The Centre Wellington District High School graduate is one of 100 recipients of skilled trades scholarships from the Schulich Foundation. The scholarships are meant to address the shortage of skilled trade labour in Ontario.
“We rely on skilled trades to build and maintain the infrastructure of our cities and towns. Our challenge is not having enough of these talented people to meet the demands fueled by our growth,” the Schulich Foundation states on its website.
The scholarships go towards tuition, tools and living expenses. The recipients are chosen for their strong work ethic and character.
Hutchison developed his work ethic while growing up, helping his dad on weekends with his landscaping business, AJH Landscape Services.
He also worked at the Creative Landscape Depot in Guelph, and facility manager Blake Sicard wrote a letter recommending him for the scholarship.
“Carter is an exceptionally hard worker,” Sicard writes. “We only needed to explain jobs and tasks once and Carter often exceeded expectations upon completion.”
Sicard said Hutchison was “a very valuable member of our team.”
This work ethic, and an interest in welding, grew during Hutchison’s high school co-op placement at Burnett Farms in East Garafraxa.
Hutchison cultivated crops with a tractor, maintained heavy equipment including hydraulics systems and motors, and learned how to weld.
Welding interests Hutchison because it will enable him to “build anything and fix anything,” he told the Advertiser.
He said he grew up with a creative mind and loved playing with Lego.
While working on the farm he saw firsthand a lot of necessary equipment is made of metal, and “metal breaks eventually, so it needs to be fixed or rebuilt.”
When you need a part that’s not easy to buy, the ability to weld “is really very valuable,” Hutchison said.
When he found out he was selected for the scholarship, it took a while for the news to hit home.
“I didn’t actually believe it for like the first week, and then after I started to get more information on it and learn more about what I needed to keep doing to continue getting the scholarship, it really became real then,” he said.

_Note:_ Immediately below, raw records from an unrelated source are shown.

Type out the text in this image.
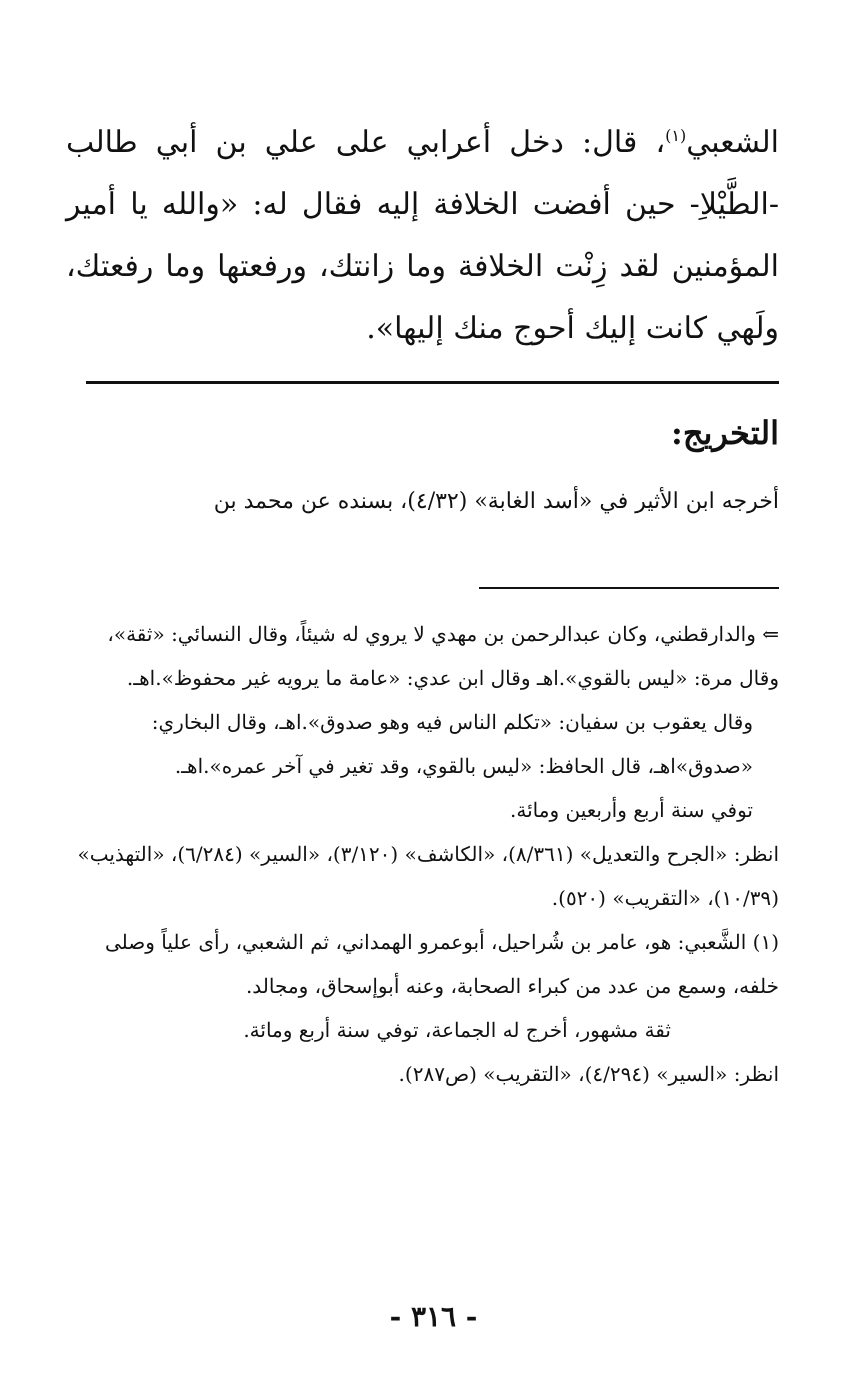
الشعبي$^{(١)}$، قال: دخل أعرابي على علي بن أبي طالب -الطَّيْلاِ- حين أفضت الخلافة إليه فقال له: «والله يا أمير المؤمنين لقد زِنْت الخلافة وما زانتك، ورفعتها وما رفعتك، ولَهي كانت إليك أحوج منك إليها».

التخريج:

أخرجه ابن الأثير في «أسد الغابة» (٤/٣٢)، بسنده عن محمد بن

⇐ والدارقطني، وكان عبدالرحمن بن مهدي لا يروي له شيئاً، وقال النسائي: «ثقة»، وقال مرة: «ليس بالقوي».اهـ وقال ابن عدي: «عامة ما يرويه غير محفوظ».اهـ.

وقال يعقوب بن سفيان: «تكلم الناس فيه وهو صدوق».اهـ، وقال البخاري: «صدوق»اهـ، قال الحافظ: «ليس بالقوي، وقد تغير في آخر عمره».اهـ.

توفي سنة أربع وأربعين ومائة.

انظر: «الجرح والتعديل» (٨/٣٦١)، «الكاشف» (٣/١٢٠)، «السير» (٦/٢٨٤)، «التهذيب» (١٠/٣٩)، «التقريب» (٥٢٠).

(١) الشَّعبي: هو، عامر بن شُراحيل، أبوعمرو الهمداني، ثم الشعبي، رأى علياً وصلى خلفه، وسمع من عدد من كبراء الصحابة، وعنه أبوإسحاق، ومجالد.

ثقة مشهور، أخرج له الجماعة، توفي سنة أربع ومائة.

انظر: «السير» (٤/٢٩٤)، «التقريب» (ص٢٨٧).

- ٣١٦ -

There are two primary requirements to keep the scholarship: maintain a 3.0 grade average, and act as an advocate for skilled trades.
Hutchison will be attending events to promote skilled trades to potential future college students – youths currently in elementary and high school. He said his role is to help strengthen and broaden young people’s view of skilled trades and share information about the need for skilled trades labour.
Hutchison is looking forward to mentoring as he “enjoy(s) collaborating with others and being able to bring out the best in them.”
Hutchison’s short-term goals are to complete his college program and secure work in his field.
Long-term, he hopes to be as successful as possible and learn as much as he can, eventually either opening his own welding shop or taking over his dad’s landscape business while practicing welding on the side.
Hutchison started the welding and fabrication technician program in September and he’s really enjoying his studies thus far.
“I enjoy it a lot,” he said.
Inthusan Sivaguru of Mount Forest also received a $40,000 Schulich Builders Scholarship. He is studying electrical engineering at Sheridan College.